Stryker Corporation and Zimmer Biomet Holdings, Inc. are heading to the U.S. Supreme Court over a patent damage award that may have far reaching consequences on the size of patent awards based on “willful infringement.”
Stryker Sued Zimmer
Back in 2010 Stryker sued Zimmer over a portable lavage device that Zimmer manufactured to replace its bulky machine. Pulsed lavage is a technique that removes damaged tissue and cleans bones during joint-replacement surgery. Stryker accused Zimmer of hiring someone to basically reverse engineer their device.
Stryker Wins Triple Damages
Stryker won the case and the trial judge tripled the $70 million jury award, “given the one-sidedness of the case and the flagrancy and scope of Zimmer’s infringement.” After additional costs were added, the final judgment in the case was $228 million.
Zimmer Wins Appeal of Award Size
Zimmer appealed the award. A federal circuit upheld the infringement verdict but threw out the increased damage award, saying that Zimmer had presented “reasonable defenses” to Stryker’s claims.
Supreme Court Steps In
At least four justices on the Supreme Court agreed to hear the case. The Court will look at the appeals court ruling that has made it more difficult to get enhanced damages even if a jury finds that the infringer knew of the patent and used the invention anyway. Companies can say they had a reasonable belief the patent was invalid or not infringed to escape the penalty for “willful infringement.”
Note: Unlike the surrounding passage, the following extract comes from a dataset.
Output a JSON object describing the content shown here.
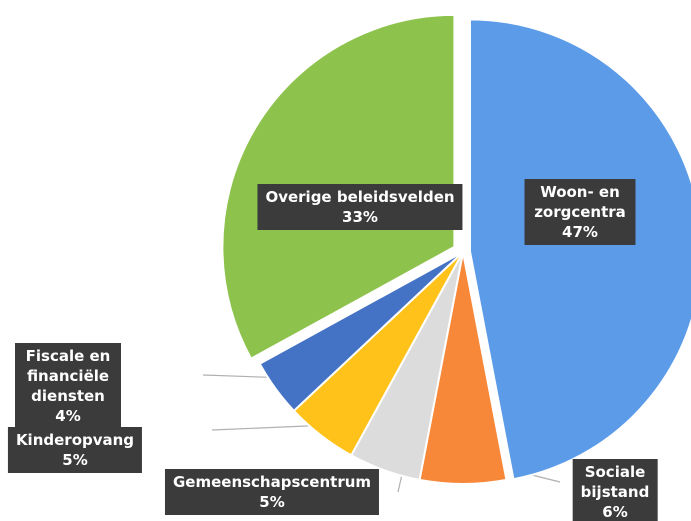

The effect is “immunizing infringers from enhanced damages so long as they present at least one plausible defense, ” said the Stryker petition to the Court. Stryker argues the standard set by the U.S. Court of Appeals for the Federal Circuit, which handles patent cases, is too rigid.
According to an October 19, 2005 Bloomberg story by Susan Decker and Greg Stohr, the near-elimination of higher damage awards is part of a string of cases that have reduced the amount that patent owners can collect at trial. “The difficulty for the courts has been in finding a balance between deterring abusive lawsuits by patent owners out for a quick buck and ensuring competitors’ disputes are resolved fairly.”
Brad Wright, a patent lawyer with Banner & Wifcoff in Washington, D.C., told Bloomberg, the justices likely took the case because they “view this as another example of the Federal Circuit imposing rigid bright-line rules as a predicate for reaching a legal conclusion.”
In granting Stryker’s appeal the Supreme Court said it would answer the following two questions:
- Has the Federal Circuit improperly abrogated the plain meaning of 35 U.S.C. § 284 by forbidding any award of enhanced damages unless there is a finding of willfulness under a rigid, two-part test, when this Court recently rejected an analogous framework imposed on 35 U.S.C. § 285, the statute providing for attorneys’ fee awards in exceptional cases?
- Does a district court have discretion under 35 U.S.C. § 284 to award enhanced damages where an infringer intentionally copied a direct competitor’s patented invention, knew the invention was covered by multiple patents, and made no attempt to avoid infringing the patents on that invention?
No dates for oral arguments were noted in the Court’s decision to hear the case.